I actually have a mild form of the opposite problem. For example I have been writing a bunch of chapters and need to come up with several backstories, name some new places, and update world maps to account for them. I always let the story take me through the world rather than making my story go through the world.
“Oh I need a name for this person/place/thing” -proceeds to spend way too much time trying to come up with some kind of meaningful/fitting name, grinding my writing process to a halt, even though it’s reaaaally not that important and it’s probably gonna end up sounding dumb anyway cause I suck at naming things-
Not plotting and world building enough. It’s not a good habit since I’ll get stuck and then frustrated if I write without a plot to lead me.
“Surely I won’t forget about these particular details! There’s no need to write them down!”
Plot twist, it doesn’t work
Overworking myself (which can sound like the opposite of a problem lol But I will write for weeks in a row with no break and crash). But a little bad habit I have is overusing the word “just”. Apparently I say it aloud too, and ever since my fiance pointed it out I can’t stop seeing it everywhere.
I have a couple. One; I tend to be very inconsistent when it comes to tenses. My friend pointed it out, and she said it makes her want to claw her eyes out. I’m working on improving it. Two; writer’s block. I always get writer’s block, and I sometimes don’t write for days because of that. Three; I write at the most inconvenient times. I sometimes write at like 11 in the night, half asleep, because the though process flows better. I write whenever I have time, and I don’t write a definite amount. Sometimes, I write one sentence, while others, I write like 3 pages. Four; the quality. I don’t make mistakes, but there are a lot of phrases in my story that can be replaced with something else. Probably because I write half of it when I’m half asleep
I feel that one for sure!
I do this too all the time.
Terrible with tenses, always tell never show, bad grammar/typos, overly-verbose, bad character dialogue/chemistry, melodramatic, overly-descriptive, overly-emotional, boring, procrastination, low-self esteem, etc.

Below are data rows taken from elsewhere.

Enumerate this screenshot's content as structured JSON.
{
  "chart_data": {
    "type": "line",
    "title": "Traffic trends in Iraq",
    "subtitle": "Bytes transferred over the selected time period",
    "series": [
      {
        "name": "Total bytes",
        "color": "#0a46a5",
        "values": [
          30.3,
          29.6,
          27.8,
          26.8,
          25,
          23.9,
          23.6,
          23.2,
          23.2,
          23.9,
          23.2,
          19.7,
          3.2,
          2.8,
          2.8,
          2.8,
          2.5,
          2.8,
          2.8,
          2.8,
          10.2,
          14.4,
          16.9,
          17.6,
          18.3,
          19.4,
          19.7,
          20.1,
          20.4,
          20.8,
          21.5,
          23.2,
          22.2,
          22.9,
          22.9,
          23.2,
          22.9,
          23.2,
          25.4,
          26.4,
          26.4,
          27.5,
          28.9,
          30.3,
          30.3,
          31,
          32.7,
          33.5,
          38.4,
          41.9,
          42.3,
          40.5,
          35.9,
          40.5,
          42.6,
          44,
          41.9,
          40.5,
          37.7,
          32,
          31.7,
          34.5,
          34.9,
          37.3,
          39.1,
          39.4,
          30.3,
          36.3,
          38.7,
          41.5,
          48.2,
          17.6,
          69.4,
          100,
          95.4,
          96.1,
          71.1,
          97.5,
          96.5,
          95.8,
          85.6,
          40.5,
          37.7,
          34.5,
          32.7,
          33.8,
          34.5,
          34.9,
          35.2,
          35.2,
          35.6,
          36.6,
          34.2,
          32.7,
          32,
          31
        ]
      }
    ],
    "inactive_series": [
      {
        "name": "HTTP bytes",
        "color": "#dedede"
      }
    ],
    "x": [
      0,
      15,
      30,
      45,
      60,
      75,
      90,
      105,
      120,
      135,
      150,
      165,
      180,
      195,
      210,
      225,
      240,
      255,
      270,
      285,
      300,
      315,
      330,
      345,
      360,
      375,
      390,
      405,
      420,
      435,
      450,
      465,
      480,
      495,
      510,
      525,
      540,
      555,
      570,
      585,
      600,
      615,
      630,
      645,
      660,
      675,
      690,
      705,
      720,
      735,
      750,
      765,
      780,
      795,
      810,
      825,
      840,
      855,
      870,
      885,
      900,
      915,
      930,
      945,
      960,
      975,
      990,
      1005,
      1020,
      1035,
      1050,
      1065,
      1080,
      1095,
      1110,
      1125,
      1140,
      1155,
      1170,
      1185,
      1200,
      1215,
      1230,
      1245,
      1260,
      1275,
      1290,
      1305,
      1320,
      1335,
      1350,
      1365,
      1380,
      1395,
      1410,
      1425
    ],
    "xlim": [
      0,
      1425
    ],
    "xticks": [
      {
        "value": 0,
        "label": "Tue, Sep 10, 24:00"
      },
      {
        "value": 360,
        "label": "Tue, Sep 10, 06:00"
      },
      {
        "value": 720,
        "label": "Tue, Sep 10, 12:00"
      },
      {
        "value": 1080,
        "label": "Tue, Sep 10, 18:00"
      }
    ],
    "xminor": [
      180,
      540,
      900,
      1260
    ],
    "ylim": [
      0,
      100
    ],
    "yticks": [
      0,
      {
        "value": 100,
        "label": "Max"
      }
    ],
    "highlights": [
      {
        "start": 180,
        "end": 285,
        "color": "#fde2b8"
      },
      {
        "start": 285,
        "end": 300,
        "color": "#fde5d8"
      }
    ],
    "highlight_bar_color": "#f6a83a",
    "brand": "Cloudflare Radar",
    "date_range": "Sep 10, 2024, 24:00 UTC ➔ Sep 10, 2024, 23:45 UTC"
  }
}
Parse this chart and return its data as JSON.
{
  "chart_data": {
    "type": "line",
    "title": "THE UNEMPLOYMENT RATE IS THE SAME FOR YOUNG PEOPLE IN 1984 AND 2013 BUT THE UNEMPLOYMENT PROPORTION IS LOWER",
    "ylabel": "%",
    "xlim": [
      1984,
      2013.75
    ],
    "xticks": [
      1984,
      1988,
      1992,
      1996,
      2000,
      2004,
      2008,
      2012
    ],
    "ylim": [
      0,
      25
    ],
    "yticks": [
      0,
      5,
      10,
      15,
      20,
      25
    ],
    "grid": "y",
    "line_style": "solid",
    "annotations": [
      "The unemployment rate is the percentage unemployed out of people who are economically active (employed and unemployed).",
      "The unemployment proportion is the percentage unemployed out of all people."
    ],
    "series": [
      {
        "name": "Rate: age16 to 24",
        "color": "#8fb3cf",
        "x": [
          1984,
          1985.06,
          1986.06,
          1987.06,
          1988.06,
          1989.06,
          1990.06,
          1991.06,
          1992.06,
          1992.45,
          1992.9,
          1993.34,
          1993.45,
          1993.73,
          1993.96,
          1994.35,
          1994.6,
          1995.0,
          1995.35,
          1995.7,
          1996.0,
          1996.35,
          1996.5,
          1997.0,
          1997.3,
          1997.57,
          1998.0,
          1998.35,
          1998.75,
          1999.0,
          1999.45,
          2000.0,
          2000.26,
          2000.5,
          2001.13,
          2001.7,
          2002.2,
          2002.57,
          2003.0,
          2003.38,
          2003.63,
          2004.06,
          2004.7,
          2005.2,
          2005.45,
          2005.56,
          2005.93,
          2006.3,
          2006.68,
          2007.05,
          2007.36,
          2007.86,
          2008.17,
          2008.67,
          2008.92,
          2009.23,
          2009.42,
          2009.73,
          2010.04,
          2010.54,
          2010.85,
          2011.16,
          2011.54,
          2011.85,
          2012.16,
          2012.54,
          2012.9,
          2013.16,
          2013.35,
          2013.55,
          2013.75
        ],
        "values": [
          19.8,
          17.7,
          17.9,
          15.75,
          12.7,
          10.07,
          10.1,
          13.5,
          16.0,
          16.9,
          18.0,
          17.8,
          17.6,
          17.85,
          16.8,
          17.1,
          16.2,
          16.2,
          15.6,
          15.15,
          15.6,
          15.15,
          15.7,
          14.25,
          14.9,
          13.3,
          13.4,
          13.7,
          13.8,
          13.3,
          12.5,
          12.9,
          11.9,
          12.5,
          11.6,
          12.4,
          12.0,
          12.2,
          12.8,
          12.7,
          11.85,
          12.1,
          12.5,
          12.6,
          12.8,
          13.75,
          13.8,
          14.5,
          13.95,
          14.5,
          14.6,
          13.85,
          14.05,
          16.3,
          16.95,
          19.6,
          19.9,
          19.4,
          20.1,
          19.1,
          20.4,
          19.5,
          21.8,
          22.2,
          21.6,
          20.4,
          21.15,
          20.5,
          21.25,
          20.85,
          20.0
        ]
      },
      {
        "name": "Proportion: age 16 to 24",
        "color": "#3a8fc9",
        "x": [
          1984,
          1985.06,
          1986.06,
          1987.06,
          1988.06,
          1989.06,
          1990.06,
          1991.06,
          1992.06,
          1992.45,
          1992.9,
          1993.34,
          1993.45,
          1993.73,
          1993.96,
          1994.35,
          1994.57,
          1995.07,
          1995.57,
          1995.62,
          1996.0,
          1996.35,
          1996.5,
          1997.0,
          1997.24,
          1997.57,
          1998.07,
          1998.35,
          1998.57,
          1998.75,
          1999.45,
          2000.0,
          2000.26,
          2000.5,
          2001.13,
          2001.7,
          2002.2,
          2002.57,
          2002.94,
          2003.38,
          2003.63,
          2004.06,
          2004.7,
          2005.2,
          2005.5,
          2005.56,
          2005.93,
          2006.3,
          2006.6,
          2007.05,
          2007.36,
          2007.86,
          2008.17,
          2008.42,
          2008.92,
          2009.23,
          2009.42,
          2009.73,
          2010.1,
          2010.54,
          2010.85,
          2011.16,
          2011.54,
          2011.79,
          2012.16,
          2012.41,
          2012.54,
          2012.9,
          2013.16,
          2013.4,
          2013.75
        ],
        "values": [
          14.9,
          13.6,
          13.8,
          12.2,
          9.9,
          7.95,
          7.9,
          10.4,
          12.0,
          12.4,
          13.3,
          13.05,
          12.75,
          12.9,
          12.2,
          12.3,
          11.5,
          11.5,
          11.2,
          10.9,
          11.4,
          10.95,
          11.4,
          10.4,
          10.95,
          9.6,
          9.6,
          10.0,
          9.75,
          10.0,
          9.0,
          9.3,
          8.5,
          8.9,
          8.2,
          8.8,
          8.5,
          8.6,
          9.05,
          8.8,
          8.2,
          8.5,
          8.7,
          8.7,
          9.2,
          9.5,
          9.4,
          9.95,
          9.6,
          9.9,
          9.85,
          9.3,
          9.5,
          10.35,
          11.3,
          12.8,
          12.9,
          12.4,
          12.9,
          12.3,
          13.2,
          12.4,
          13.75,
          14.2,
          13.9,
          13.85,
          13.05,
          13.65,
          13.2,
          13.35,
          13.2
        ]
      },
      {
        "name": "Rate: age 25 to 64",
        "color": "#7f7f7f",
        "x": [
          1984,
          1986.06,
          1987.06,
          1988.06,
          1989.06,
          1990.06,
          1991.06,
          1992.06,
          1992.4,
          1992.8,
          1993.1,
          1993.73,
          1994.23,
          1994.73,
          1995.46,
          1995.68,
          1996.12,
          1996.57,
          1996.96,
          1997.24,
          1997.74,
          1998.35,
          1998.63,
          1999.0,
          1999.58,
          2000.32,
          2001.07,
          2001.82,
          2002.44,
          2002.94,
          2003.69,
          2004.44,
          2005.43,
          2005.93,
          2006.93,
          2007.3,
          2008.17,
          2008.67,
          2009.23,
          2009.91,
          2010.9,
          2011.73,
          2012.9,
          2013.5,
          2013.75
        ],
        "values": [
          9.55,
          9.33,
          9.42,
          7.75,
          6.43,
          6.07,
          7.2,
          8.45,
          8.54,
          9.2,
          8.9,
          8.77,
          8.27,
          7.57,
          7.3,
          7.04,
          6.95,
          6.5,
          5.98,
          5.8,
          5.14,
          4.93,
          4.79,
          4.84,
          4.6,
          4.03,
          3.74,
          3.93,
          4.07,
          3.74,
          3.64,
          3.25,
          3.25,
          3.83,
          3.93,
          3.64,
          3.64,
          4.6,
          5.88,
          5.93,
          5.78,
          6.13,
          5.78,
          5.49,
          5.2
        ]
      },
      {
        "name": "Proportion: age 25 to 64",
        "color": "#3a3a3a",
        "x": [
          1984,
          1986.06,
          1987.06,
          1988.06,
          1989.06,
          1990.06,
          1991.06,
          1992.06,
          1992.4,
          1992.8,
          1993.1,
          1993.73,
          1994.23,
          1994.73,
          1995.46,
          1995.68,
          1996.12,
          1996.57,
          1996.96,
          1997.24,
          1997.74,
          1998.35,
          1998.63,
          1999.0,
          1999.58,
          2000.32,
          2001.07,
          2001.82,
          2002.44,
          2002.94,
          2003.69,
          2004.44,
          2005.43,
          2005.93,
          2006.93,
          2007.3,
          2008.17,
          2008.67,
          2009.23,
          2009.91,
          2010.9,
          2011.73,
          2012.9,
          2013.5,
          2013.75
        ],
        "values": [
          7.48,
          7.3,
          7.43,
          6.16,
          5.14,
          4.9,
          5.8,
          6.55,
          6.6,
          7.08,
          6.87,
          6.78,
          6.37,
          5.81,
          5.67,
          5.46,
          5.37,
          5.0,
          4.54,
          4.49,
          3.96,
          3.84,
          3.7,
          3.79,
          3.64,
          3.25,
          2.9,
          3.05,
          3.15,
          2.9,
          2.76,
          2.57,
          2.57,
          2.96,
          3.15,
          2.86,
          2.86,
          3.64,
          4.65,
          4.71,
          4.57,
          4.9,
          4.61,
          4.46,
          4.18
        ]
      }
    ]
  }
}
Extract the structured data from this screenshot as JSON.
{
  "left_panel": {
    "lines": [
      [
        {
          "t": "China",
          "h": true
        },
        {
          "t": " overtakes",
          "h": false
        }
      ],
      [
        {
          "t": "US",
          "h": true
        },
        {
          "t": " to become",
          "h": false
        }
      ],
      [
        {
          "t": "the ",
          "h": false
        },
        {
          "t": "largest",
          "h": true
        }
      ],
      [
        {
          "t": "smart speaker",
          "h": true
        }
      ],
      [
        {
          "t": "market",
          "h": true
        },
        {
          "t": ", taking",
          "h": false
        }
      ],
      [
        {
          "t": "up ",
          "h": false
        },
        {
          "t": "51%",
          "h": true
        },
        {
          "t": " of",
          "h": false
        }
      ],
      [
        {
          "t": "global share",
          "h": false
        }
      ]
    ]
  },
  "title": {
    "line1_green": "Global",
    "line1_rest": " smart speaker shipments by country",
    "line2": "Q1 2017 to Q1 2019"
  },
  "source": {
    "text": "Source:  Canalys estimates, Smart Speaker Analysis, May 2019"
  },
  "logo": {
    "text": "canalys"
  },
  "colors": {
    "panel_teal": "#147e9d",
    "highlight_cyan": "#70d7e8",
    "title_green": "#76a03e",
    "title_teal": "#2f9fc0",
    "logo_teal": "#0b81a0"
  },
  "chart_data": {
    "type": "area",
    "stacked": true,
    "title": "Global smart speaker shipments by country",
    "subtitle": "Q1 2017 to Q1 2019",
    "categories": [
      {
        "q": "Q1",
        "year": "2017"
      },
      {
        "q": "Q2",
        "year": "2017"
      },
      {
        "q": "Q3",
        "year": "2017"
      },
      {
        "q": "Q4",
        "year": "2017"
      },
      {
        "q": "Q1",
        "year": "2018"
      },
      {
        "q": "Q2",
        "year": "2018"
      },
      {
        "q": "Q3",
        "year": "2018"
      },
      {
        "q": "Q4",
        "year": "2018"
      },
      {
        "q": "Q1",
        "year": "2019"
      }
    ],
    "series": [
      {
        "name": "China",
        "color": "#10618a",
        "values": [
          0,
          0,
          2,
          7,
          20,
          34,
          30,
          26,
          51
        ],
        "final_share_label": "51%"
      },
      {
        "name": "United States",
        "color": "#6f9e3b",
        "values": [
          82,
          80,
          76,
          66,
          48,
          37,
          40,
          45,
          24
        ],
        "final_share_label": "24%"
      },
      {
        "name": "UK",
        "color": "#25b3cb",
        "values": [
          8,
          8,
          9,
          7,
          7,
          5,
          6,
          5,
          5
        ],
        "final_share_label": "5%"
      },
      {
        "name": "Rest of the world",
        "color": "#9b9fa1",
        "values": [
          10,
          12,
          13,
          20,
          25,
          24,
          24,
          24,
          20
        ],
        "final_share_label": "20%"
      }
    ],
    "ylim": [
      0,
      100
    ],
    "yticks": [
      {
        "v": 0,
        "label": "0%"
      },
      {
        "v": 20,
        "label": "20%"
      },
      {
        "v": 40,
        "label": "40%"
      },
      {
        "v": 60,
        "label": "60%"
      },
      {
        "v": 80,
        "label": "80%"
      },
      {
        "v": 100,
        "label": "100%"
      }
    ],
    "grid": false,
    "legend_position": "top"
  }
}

My biggest one is my inability to turn off the ‘inner editor’. It’s really difficult for me to just sit and write, to let the words flow - I’ll inevitably get caught up in choosing exactly the right word, or getting other little details just right. It slows me down almost to a halt, to the point that it takes me two hours to write 300 or 400 words; I’m trying really hard to let it go but it’s not easy!
I’m also inconsistent with tenses as well
I am not detail oriented at all when it comes to things like that. I will miss everything between the lines to look at the picture. Sometimes, complete words are missing from the sentence because my brain skips around so fast.
Things like tenses, grammar, lol. Forget it. But hey, I also think that’s the editor, proofreaders job. I’m not going to write perfectly, just legible enough to get in the doors. Editing isn’t my job, so I’m not going to beat myself up and get stressed out about every single technicality, jesus.
You shouldn’t! We all make mistakes!
Oh, I probably have many, but I always forget to add details of the environment, and I’m terrible about elaborating on my characters’ feelings. I’m just so plot-driven that I forget everything else that makes a story great.
We have that in common. lol
I have too many ideas floating around in my head and I want to write them all, so I end up jumping around from project to project and never finish anything. Also grammar and typos.
Probably editing, if I see one typo, I will go through the whole story from scratch.
This makes me so happy because I too hate my writing. I only have one book that I actually like.
Ah. I make my friend do that. Also, that’s the best photoshopped image of Jack Nicholson ever.
That is so me! There is only one book that I managed to get through the whole thing without hating once. It’s rough, because it’s a rough draft, but I actually like it. That feeling was like finding a unicorn.